TBT was identified and shown to modulate RXR transactivation in several invertebrate groups, including annelids (André et al., 2017), gastropods (Nishikawa et al., 2004), crustaceans (Wang and LeBlanc, 2009) and rotifers (Lee et al., 2019). In vertebrates, TBT, and the related organotin, triphenyltin (TPT), were also shown to interact with PPARγ exhibiting a similar binding mode as that described for RXR: through the interaction of the tin atom and a cysteine residue (Harada et al., 2015, Hiromori et al., 2009, le Maire et al., 2009). Outside deuterostomes, PPAR was only reported in the mollusk Crassostrea gigas; yet, its characterization was limited to in silico analysis (Vogeler et al., 2014, Vogeler et al., 2017). Although nuclear receptors (NRs) are widespread in metazoans (Bridgham et al., 2010, Santos et al., 2018), the available functional data has limited taxonomic scope (Castro and Santos, 2014, Santos et al., 2018; Tan and Palli, 2008, Thornton, 2003, Vogeler et al., 2017). Since echinoderms are deuterostomes (Lavado et al., 2006), the characterization of their NRs involved in lipid homeostasis is essential to better understand the evolutionary response to lipid modulating chemicals.

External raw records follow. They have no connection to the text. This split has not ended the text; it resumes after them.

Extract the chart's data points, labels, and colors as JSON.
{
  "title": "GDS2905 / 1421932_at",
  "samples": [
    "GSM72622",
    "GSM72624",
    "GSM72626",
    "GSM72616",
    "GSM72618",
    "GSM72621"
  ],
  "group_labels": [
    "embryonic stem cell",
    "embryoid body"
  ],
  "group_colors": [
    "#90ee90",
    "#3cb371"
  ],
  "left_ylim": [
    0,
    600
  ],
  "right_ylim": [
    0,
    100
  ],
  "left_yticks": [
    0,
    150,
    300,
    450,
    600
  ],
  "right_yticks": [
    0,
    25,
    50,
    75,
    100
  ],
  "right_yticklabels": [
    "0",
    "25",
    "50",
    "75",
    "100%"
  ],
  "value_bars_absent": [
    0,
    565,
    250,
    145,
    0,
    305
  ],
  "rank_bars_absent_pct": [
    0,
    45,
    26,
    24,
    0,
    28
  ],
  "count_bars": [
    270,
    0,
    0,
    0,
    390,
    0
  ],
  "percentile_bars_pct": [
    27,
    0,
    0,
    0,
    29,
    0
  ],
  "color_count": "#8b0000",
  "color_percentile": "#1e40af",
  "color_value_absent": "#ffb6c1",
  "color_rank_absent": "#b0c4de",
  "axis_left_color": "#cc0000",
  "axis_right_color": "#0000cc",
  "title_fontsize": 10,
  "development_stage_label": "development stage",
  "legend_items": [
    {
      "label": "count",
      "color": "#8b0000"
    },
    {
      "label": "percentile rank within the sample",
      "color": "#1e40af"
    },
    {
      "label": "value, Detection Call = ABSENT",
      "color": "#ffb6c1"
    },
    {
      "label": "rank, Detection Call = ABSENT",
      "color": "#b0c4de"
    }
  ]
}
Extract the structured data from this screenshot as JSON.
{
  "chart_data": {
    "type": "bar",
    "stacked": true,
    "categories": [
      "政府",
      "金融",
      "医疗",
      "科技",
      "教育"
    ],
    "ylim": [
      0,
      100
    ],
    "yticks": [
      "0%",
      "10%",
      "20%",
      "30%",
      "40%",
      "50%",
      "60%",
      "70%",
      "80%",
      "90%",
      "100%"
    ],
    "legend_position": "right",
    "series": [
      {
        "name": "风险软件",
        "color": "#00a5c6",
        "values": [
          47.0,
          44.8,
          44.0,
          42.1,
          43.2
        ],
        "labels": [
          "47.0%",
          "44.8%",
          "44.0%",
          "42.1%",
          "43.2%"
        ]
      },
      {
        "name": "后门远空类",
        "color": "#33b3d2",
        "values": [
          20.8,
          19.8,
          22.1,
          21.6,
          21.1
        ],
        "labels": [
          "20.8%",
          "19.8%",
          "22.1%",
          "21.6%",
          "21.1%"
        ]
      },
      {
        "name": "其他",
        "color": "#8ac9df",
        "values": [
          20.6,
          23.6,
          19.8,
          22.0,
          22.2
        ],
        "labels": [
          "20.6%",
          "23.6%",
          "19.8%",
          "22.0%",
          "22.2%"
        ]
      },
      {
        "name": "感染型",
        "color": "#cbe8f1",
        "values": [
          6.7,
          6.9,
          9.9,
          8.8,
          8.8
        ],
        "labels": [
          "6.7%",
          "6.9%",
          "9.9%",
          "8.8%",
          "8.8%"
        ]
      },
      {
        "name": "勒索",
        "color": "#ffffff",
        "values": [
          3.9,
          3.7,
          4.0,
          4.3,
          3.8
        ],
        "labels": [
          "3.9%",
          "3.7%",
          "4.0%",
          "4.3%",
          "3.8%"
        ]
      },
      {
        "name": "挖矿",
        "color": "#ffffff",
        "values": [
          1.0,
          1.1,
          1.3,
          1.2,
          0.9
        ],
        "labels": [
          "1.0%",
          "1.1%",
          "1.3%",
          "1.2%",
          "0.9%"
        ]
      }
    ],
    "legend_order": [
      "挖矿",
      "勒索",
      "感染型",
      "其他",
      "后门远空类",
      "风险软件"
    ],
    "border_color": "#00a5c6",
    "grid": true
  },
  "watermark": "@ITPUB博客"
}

Echinoderms are deuterostomes and, together with the sister group of hemichordates, share a closer ancestry with chordates than any other invertebrate phyla (Lavado et al., 2006, Rottinger and Lowe, 2012). In this work, we aimed to get additional insights into the adverse outcomes of a model lipid homeostasis modulator in early diverging deuterostomes. To achieve this aim, we isolated and functionally characterized in vitro, and for the first time, the PPAR orthologue of a non-chordate, the echinoderm P. lividus, using transactivation assays. We also evaluated the ability of the model lipid modulator, TBT, to alter lipid homeostasis following 3 weeks of exposure to environmentally relevant concentrations (100 and 250 ng Sn/L). In parallel, screening of the fatty acid profile and key gene expression levels was performed.